Она говорила тихо и с болью, серьезно очень говорила, а я поверить не могла, что слышу от нее такие слова.
– Очи, что ты! Почему ты хотела его убить? За такое убийство положена смерть, отец судил бы тебя и казнил. Если один оскорбил другого, то в открытом поединке решают, кто прав, а не так – ночью, тайно. Да и чем он тебя оскорбил, Очи? Тем ли, что хорошо дрался? Отец не принял бы такое обвинение даже для поединка!
– Нет, нет! – вдруг простонала она и легла навзничь. – Не убить, нет! Нельзя его убить! Но что он сделал со мной? Почему сказал, что мне его победа нужнее? И когда дрался, – ты не видела, Ал-Аштара, никто не видел, только я… он так смотрел мне в глаза… так, будто… будто внутрь меня глядел, будто я перед ним нагая! Что такое мужчины, Ал-Аштара? – вдруг с отчаянием спросила она и обернулась ко мне с горящими глазами. – Ты знаешь их, расскажи! Я их видела раньше, но никогда… никогда не думала… что буду чего-то бояться. А его боюсь. – И, не давая мне вставить слово, продолжала, захлебываясь: – Они не такие, как мы, я это теперь точно знаю. У них сердца нет, Камка не зря на посвящении его духам скармливает, чтобы они страха не знали, вот его и нет. Они боли не знают, я сильно дралась с ним, Ал-Аштара, а он только улыбался, будто ему приятно. У них тело из железа, имя на камне – у них все по-другому. А главное – запах! У них запах другой, Ал-Аштара! Я… – но тут она запнулась и договорила тихо, почти шепотом: – Я никогда не забуду этот запах, когда близко он был, совсем рядом… я утонула в нем вся… что со мной сделалось?..

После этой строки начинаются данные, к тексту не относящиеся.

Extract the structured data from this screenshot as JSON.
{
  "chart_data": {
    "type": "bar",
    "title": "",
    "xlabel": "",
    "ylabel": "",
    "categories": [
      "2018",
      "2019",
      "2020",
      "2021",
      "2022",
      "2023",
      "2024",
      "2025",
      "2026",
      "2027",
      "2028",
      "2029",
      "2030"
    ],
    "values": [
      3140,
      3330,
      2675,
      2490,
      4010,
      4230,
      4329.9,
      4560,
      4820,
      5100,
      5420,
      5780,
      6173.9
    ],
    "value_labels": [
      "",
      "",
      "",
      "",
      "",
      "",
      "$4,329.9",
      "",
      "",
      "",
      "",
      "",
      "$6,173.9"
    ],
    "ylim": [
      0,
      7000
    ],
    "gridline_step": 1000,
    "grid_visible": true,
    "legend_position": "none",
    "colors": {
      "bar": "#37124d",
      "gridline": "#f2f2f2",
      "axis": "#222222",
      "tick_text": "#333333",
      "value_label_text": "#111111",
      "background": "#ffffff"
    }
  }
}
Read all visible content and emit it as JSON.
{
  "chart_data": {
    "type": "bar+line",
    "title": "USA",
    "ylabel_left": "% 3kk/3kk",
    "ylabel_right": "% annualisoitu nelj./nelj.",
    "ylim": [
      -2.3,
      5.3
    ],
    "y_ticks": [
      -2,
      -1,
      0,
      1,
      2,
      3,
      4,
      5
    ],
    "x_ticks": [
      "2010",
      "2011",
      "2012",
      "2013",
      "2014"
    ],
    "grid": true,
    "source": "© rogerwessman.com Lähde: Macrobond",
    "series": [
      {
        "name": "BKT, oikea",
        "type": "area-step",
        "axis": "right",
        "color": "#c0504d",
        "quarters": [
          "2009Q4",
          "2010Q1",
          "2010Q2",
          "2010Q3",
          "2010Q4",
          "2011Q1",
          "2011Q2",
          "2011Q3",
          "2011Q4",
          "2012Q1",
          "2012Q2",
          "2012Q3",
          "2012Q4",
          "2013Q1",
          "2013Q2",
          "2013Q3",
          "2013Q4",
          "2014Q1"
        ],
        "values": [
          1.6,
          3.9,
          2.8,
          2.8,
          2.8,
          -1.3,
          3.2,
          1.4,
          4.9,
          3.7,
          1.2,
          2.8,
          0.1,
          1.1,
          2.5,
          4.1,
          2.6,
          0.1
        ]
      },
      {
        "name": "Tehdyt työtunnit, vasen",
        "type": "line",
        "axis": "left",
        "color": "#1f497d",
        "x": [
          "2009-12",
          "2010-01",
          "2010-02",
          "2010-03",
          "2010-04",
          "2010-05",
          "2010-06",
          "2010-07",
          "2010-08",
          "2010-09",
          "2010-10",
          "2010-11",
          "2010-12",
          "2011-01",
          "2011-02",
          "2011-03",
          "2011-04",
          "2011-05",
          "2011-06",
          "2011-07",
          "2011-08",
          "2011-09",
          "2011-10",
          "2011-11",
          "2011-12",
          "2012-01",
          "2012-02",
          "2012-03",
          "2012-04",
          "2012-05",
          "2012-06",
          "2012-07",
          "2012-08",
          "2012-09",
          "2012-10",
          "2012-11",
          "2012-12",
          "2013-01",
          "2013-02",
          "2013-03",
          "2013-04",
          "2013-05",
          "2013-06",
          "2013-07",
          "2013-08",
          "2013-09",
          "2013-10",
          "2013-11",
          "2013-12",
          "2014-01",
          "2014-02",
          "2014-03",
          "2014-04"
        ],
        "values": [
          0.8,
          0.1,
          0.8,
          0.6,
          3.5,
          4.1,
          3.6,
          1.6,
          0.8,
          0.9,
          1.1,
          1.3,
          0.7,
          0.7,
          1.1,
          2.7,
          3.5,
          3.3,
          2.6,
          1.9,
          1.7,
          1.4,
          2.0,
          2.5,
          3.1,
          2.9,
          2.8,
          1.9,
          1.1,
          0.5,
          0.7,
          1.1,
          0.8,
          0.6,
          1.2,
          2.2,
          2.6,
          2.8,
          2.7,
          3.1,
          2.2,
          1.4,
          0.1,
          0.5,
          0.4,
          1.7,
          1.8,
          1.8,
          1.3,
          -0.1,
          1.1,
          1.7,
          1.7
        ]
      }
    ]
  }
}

– Он охотник, – сказала я. – Он зверем и смертью пахнуть должен.
– Нет! – отрезала Очи. – Я тоже охотник, а пахну иначе. Он мужчина, он мужчиной пахнет – а это совсем другой запах, совсем. У меня… – Но она снова споткнулась и договорила так тихо, словно не хотела, чтобы я слышала: – У меня голова кругом шла. И так все сладко, будто в дурмане. И тут, – она положила руку на живот, – тут все ныть стало, Ал-Аштара. Не знаю, как и вывернулась от него. Верно, ээ помог. Что со мною, сестра? Он околдовал меня? Но как? Когда? Чем?
Наконец она смолкла, и только сильно, всем телом вздрагивала, вздыхая. Тут только я заметила, что глажу ее по голове, как ребенка. Я убрала руку и сказала:
– Очи, у меня шестеро братьев, с двумя из них я росла вместе, я знаю мужчин: это люди, Очи, такие же, как и мы. Ты мне поверь. Они чувствуют боль, тело у них мягкое, и пахнут они человеком. Не так, как мы, правда, но человеком. И сердце у них есть, это точно: я слышала, как бьется оно у Санталая в груди.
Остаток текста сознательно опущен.